Obesity is one of the major medical problems in the western world. The clinical definition of obesity is a body mass index (BMI) of 30 or higher. The BMI is the body’s weight in kilograms divided by the square of the body’s height in meters.
Obesity results when a person ingests more calories than he or she can burn off. If this happens regularly over a period of time, the body will store the extra calories as fat. The body is able to burn off calories as energy needed throughout the day, but if the energy is not burned away, it will be stored as fat.
Every person has his or her own metabolic rate. This is the rate at which calories are used or burned off within the body. People who take a lot of exercise or are employed in strenuous jobs usually have a very high metabolic rate. They require a lot of calories, but burn them off easily. People who do not take a lot of exercise or are involved in jobs such as office work do not need as many calories.

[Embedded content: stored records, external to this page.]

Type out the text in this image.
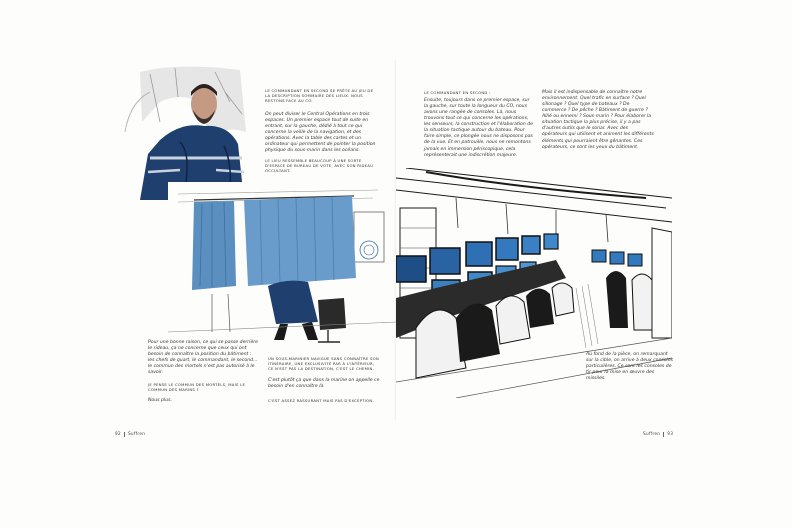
LE COMMANDANT EN SECOND SE PRÊTE AU JEU DE LA DESCRIPTION SOMMAIRE DES LIEUX. NOUS RESTONS FACE AU CO.
On peut diviser le Central Opérations en trois espaces. Un premier espace tout de suite en entrant, sur la gauche, dédié à tout ce qui concerne la veille de la navigation, et des opérations. Avec la table des cartes et un ordinateur qui permettent de pointer la position physique du sous-marin dans les océans.
LE LIEU RESSEMBLE BEAUCOUP À UNE SORTE D'ESPACE DE BUREAU DE VOTE, AVEC SON RIDEAU OCCULTANT.
Pour une bonne raison, ce qui se passe derrière le rideau, ça ne concerne que ceux qui ont besoin de connaître la position du bâtiment : les chefs de quart, le commandant, le second… le commun des mortels n'est pas autorisé à le savoir.
JE PENSE LE COMMUN DES MORTELS, MAIS LE COMMUN DES MARINS ?
Nous plus.
UN SOUS-MARINIER NAVIGUE SANS CONNAÎTRE SON ITINÉRAIRE, UNE EXCLUSIVITÉ PAR À L'INTÉRIEUR, CE N'EST PAS LA DESTINATION, C'EST LE CHEMIN.
C'est plutôt ça que dans la marine on appelle ce besoin d'en connaître là.
C'EST ASSEZ RASSURANT MAIS PAS D'EXCEPTION.
92 Suffren
LE COMMANDANT EN SECOND :
Ensuite, toujours dans ce premier espace, sur la gauche, sur toute la longueur du CO, nous avons une rangée de consoles. Là, nous trouvons tout ce qui concerne les opérations, les senseurs, la construction et l'élaboration de la situation tactique autour du bateau. Pour faire simple, ce plongée nous ne disposons pas de la vue. Et en patrouille, nous ne remontons jamais en immersion périscopique, cela représenterait une indiscrétion majeure.
Mais il est indispensable de connaître notre environnement. Quel trafic en surface ? Quel sillonage ? Quel type de bateaux ? De commerce ? De pêche ? Bâtiment de guerre ? Allié ou ennemi ? Sous-marin ? Pour élaborer la situation tactique la plus précise, il y a pas d'autres outils que le sonar. Avec des opérateurs qui utilisent et animent les différents éléments qui pourraient être gênantes. Ces opérateurs, ce sont les yeux du bâtiment.
Au fond de la pièce, on remarquant sur la cible, on arrive à deux consoles particulières. Ce sont les consoles de tir pour la mise en œuvre des missiles.
Suffren 93
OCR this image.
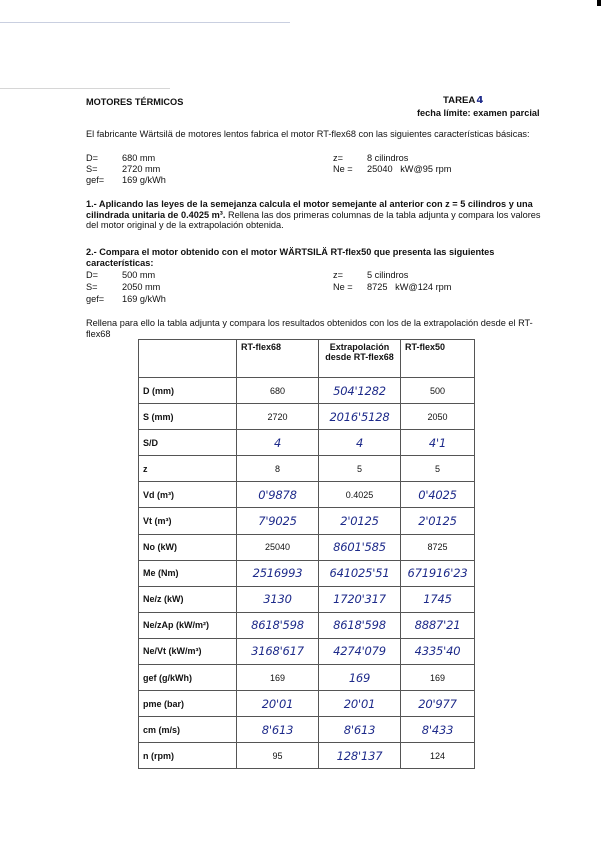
MOTORES TÉRMICOS	TAREA4
fecha límite: examen parcial
El fabricante Wärtsilä de motores lentos fabrica el motor RT-flex68 con las siguientes características básicas:
D=	680 mm
S=	2720 mm
gef= 169 g/kWh
z=	8 cilindros
Ne = 25040   kW@95 rpm
1.- Aplicando las leyes de la semejanza calcula el motor semejante al anterior con z = 5 cilindros y una cilindrada unitaria de 0.4025 m³. Rellena las dos primeras columnas de la tabla adjunta y compara los valores del motor original y de la extrapolación obtenida.
2.- Compara el motor obtenido con el motor WÄRTSILÄ RT-flex50 que presenta las siguientes características:
D=	500 mm
S=	2050 mm
gef= 169 g/kWh
z=	5 cilindros
Ne = 8725   kW@124 rpm
Rellena para ello la tabla adjunta y compara los resultados obtenidos con los de la extrapolación desde el RT-flex68
	RT-flex68	Extrapolación desde RT-flex68	RT-flex50
D (mm)	680	504'1282	500
S (mm)	2720	2016'5128	2050
S/D	4	4	4'1
z	8	5	5
Vd (m³)	0'9878	0.4025	0'4025
Vt (m³)	7'9025	2'0125	2'0125
No (kW)	25040	8601'585	8725
Me (Nm)	2516993	641025'51	671916'23
Ne/z (kW)	3130	1720'317	1745
Ne/zAp (kW/m²)	8618'598	8618'598	8887'21
Ne/Vt (kW/m³)	3168'617	4274'079	4335'40
gef (g/kWh)	169	169	169
pme (bar)	20'01	20'01	20'977
cm (m/s)	8'613	8'613	8'433
n (rpm)	95	128'137	124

The body stores extra calories as fat as a precaution against times of starvation. In the western world, starvation rarely affects people who eat regularly. If a person continually eats calories that he or she cannot burn off, obesity may occur.
Obesity is very serious health problem. Research has shown that it can shorten life expectancy by at least nine years. In the last two decades, the obesity rate in adults has quadrupled. Obesity can also lead to many other health complications, including infertility, depression, heart disease and stroke.
U.S. Obesity Statistics
More than one-third of U.S. adults (35.7%) are obese.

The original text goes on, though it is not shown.